HUNTINGTON, W. Va. — Wildcat strikes hit coal fields in four more states Monday, keeping a third of the nation's union miners out of work despite a back-to-work request by United Mine Workers leadership, a union official said Monday.
"Telegrams have gone out," said UMW Vice President Cecil Roberts, breaking the union's long silence on the impromptu strikes that have shut down more than 300 mines. "I'm sure that that has taken place throughout the union."
Despite the order, mines in Alabama, Illinois, Missouri and Ohio were hit Monday for the first time, bringing out 5,000 more United Mine Workers members in a sympathy walkout for striking Pittston Coal Group employees.
That brought to more than 27,000 the number of miners on strike against coal operators in nine states, not including the 1,800 picketing Pittston in a contract dispute. The UMW has about 80,000 active members nationwide.
Roberts said the telegrams were sent because the miners are violating a national contract signed by UMW members. He said the union must enforce that pact.
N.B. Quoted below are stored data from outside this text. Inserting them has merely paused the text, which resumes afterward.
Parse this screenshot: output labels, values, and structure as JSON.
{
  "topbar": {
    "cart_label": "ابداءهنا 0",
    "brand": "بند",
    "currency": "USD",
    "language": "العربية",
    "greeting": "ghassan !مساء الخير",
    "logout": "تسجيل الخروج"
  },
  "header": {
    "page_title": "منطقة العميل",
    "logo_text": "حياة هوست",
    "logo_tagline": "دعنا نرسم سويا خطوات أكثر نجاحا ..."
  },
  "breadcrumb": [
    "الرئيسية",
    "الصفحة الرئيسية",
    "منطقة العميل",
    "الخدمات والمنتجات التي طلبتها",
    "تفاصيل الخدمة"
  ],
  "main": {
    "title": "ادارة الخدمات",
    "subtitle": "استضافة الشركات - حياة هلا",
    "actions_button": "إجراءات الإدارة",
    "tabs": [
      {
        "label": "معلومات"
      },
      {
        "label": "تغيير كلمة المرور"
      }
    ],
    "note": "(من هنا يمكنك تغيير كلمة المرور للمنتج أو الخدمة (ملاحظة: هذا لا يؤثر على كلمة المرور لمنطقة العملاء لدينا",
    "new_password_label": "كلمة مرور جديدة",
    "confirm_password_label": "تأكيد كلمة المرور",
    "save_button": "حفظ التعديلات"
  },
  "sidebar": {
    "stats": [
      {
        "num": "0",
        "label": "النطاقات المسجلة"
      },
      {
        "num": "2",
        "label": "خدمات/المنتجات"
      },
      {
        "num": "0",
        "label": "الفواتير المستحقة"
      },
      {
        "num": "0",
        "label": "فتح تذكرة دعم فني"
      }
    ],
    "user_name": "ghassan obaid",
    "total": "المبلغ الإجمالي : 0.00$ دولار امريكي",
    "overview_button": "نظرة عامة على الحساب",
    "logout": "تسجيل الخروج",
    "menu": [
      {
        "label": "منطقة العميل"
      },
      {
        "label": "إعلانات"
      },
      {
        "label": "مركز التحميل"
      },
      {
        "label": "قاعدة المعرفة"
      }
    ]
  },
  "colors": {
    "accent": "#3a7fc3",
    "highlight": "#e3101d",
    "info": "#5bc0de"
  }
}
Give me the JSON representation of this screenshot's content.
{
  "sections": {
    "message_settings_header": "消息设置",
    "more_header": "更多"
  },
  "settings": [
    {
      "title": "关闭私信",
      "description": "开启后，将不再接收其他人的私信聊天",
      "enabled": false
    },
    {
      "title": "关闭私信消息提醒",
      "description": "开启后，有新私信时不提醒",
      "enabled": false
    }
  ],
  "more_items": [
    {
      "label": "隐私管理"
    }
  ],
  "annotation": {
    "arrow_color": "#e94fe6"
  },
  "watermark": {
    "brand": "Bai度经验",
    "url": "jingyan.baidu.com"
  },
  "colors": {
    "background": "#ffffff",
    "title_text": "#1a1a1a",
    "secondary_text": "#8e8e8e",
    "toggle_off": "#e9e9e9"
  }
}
"It's a serious situation," said Jeffrey W. Weber, a spokesman for AMAX Coal Co.'s mine in Keensburg, Ill., where 655 miners joined the walkout Monday. "If you look at the big picture, it's very counterproductive to the future of these miners."
As has been the case with previous walkouts, the UMW gave companies no official reason for the wildcat strikes, but most presumed they were related to the Pittston dispute.
Roberts said Monday in an interview from Tazewell, Va., that the union presumed the same.
"It's just speculation on our part as to why they're out, but people from the field are very upset on fines that have been assessed against the union" for civil disobedience in the Pittston strike, Roberts said.
Virginia was taken off the wildcat list Monday when 794 Island Creek Coal Co. employees returned to work at mines in Buchanan County. They had been out since Thursday.
"We're back in full swing," said Island Creek spokesman Noel Jones.
Despite the wildcat strike's end in Virginia, other industry officials pointed to the new walkouts and said there was no way to expect an end to the strike.
"I think that's pretty unpredictable," said Steve Anderson, a spokesman for Westmoreland Coal Co., which had 850 workers out last week but only 100--all in West Virginia--on picket lines Monday.
"When you consider the expansion over the weekend, I find it hard to believe (that it's ending)."
The more than 27,000 miners off work included 16,000 in West Virginia, 3,900 in Alabama, 2,500 in Pennsylvania, 1,750 in Indiana, 1,270 in Kentucky, 1,100 in Ohio, 650 in Illinois, 338 in Missouri and 200 in Tennessee.
The unauthorized walkouts began last week after a UMW rally in Charleston, S.C., to protest Pittston's failure to sign a nationwide contract and to protest fines and jail terms assessed against union members in Virginia.
Pittston wants its own contract that would include mandatory overtime, Sunday work and a cut in pension benefits. The UMW insists that the company sign the national contract, which would require Pittston to pay into the national pension fund and keep mines closed on Sundays.
About 1,600 UMW employees walked off their Pittston jobs in Virginia and West Virginia on April 5 after working more than 14 months without a contract. The strike spread to Pittston's Kentucky operations Monday, idling an additional 200 UMW members.